C'est ça le deal : trouver le juste équilibre entre le lâcher prise et la musicalité. Même si ce sont des titres rock, ça se bosse. Par exemple, "Hundry Dirty Baby" est le morceau le plus punk mais il est coupé en deux parties. Le début est très mélodique, très pop et puis ça part assez véner. Ca me plait ! Mais à la base, il n'y avait que la partie punk. On l'a joué en concert au Brésil et j'voyais bien que ça prenait tout de suite, ces « fuck you, fuck you ». Le public était hystéro ! Sauf qu'en studio, j'étais là « ouais d'accord, bon, c'est un moment, c'est cool, j'aime bien ce que ça dit, mais l'histoire est pas complète ». Et puis un jour on a trouvé cette harmonie qui venait d'ailleurs et je leur ai dit « Putain ben voilà les gars, là, j'ai une chanson ! ». Ce « fuck you », c'est un cri d'amour avec des mots crus. Avec cette introduction, on comprend davantage l'histoire qui se dessine derrière.

L'anglais, ça t'a aussi forcée à faire plus attention aux mélodies justement ? Le public français risque d'être, consciemment ou non, moins attentifs aux textes...
C'est important de préciser que j'écris une chanson, qu'elle soit en français ou en anglais, parce que j'ai quelque chose à dire. Mais les mélodies, je les ai toujours travaillées et re-travaillées, encore, sur chacun de mes albums. La découpe entre les mots, la rythmique, les loops... Mais t'as raison, ici, du fait qu'on ne comprenne pas tout de suite ce que je dis, on accède plus directement à la musique. Et donc au ressenti. C'est ce défi là qui m'a intéressée parce qu'il faut pas te louper !

Du coup, tu as effectué un travail particulier sur ta voix ?
Sur l'accent, oui ! J'ai été trois mois dans une école de langue à New York, à raison de cinq heures de cours par jour, puis j'ai suivi le même process à Londres où je me suis totalement immergée dans la population.
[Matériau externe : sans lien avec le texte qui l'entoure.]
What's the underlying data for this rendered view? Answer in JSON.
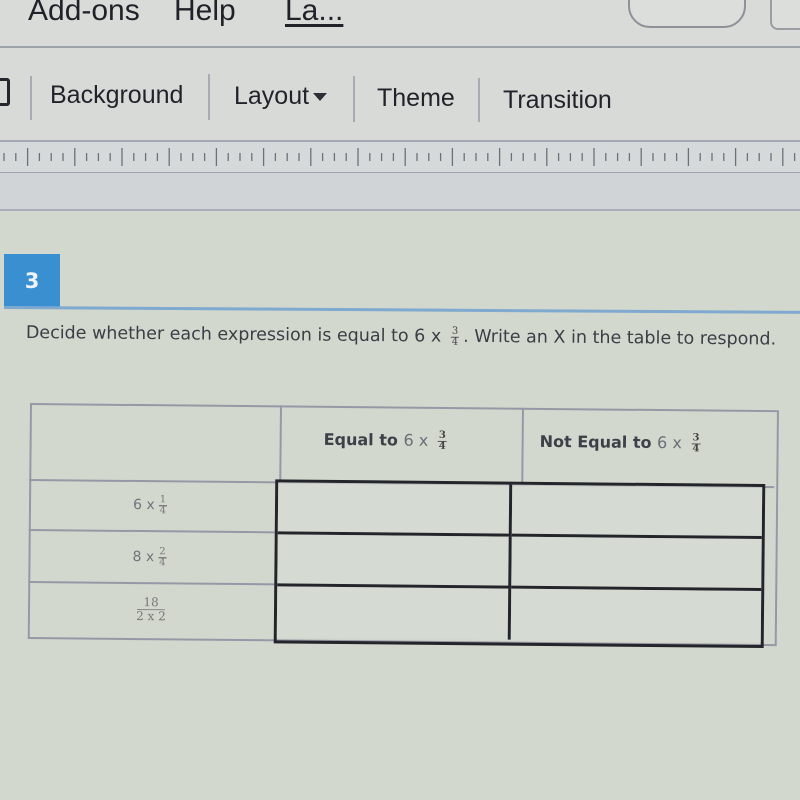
{
  "menubar": {
    "items": [
      "Add-ons",
      "Help",
      "La..."
    ]
  },
  "toolbar": {
    "items": [
      "Background",
      "Layout",
      "Theme",
      "Transition"
    ]
  },
  "question": {
    "number": "3",
    "prompt_part1": "Decide whether each expression is equal to 6 x",
    "prompt_frac": {
      "num": "3",
      "den": "4"
    },
    "prompt_part2": ". Write an X in the table to respond.",
    "table": {
      "headers": [
        {
          "bold": "Equal to",
          "light": "6 x",
          "frac": {
            "num": "3",
            "den": "4"
          }
        },
        {
          "bold": "Not Equal to",
          "light": "6 x",
          "frac": {
            "num": "3",
            "den": "4"
          }
        }
      ],
      "rows": [
        {
          "lead": "6 x",
          "frac": {
            "num": "1",
            "den": "4"
          },
          "answers": [
            "",
            ""
          ]
        },
        {
          "lead": "8 x",
          "frac": {
            "num": "2",
            "den": "4"
          },
          "answers": [
            "",
            ""
          ]
        },
        {
          "lead": "",
          "frac": {
            "num": "18",
            "den": "2 x 2"
          },
          "answers": [
            "",
            ""
          ]
        }
      ]
    }
  }
}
Le plus drôle, c'est qu'aujourd'hui je vois clairement la différence sur les chansons, en fonction de leur date d'enregistrement ! J'ai toute une série d'exercices que je fais tous les jours, pour peaufiner mon accent... C'est comme de la muscu, en fait.

Puisqu'on parle de Londres, tu avais des références en tête pendant la conception de l'album ?
J'ai toujours fan de The Clash, de Bowie, The Cure aussi... Tous ces mecs qui ont un don pour créer du rock dansant, du rock qui groove. On m'a beaucoup parlé de Franz Ferdinand pour "Glory", notamment pour le riff. C'est totalement assumé, leur premier album est fantastique...

Au fond je suis toujours la même
Un petit côté Strokes sur "R U SWIMMING?", non ?
Tu me flattes ! (Sourire) Avec "Glory" justement, c'est un des morceaux que j'ai enregistrés dès mon retour de Londres. L'esprit britannique m'habitait encore. "Someday" par contre, c'est ma chanson de New York. Je tenais vraiment à ce qu'elle soit la dernière piste de l'album car c'est l'une des plus anciennes chansons que j'ai écrites et qu'elle résume "Hungry Dirty Baby". Le monologue qu'on entend à la fin, c'est un extrait de "Permanent Vacation" de Jim Jarmusch. L'histoire d'un mec qui erre de squat en squat... C'est un film très punk, son tout premier, filmé en plan-séquence. Et quand j'ai entendu ce monologue, je suis dit "Putain... mais c'est exactement ça". En gros, ça dit « Tu marches pour la première fois dans cette chambre, tout est nouveau et tout d'un coup la nouveauté s'en va. Et là y'a cette angoisse qui te choppe.. Tu vois pas forcément ce que j'veux dire mais quoi qu'il arrive, tu comprends que là il est temps de se barrer. D'aller dans un autre endroit ». Et donc c'est exactement ce qu'il s'est passé pour moi. Ce qui a été à l'origine de tout ce processus, de cette envie de chanter en anglais, c'est vouloir proposer quelque chose de différent. Se renouveler. Ce projet, c'est une déclinaison de l'artiste en moi, mais au fond, je suis toujours la même.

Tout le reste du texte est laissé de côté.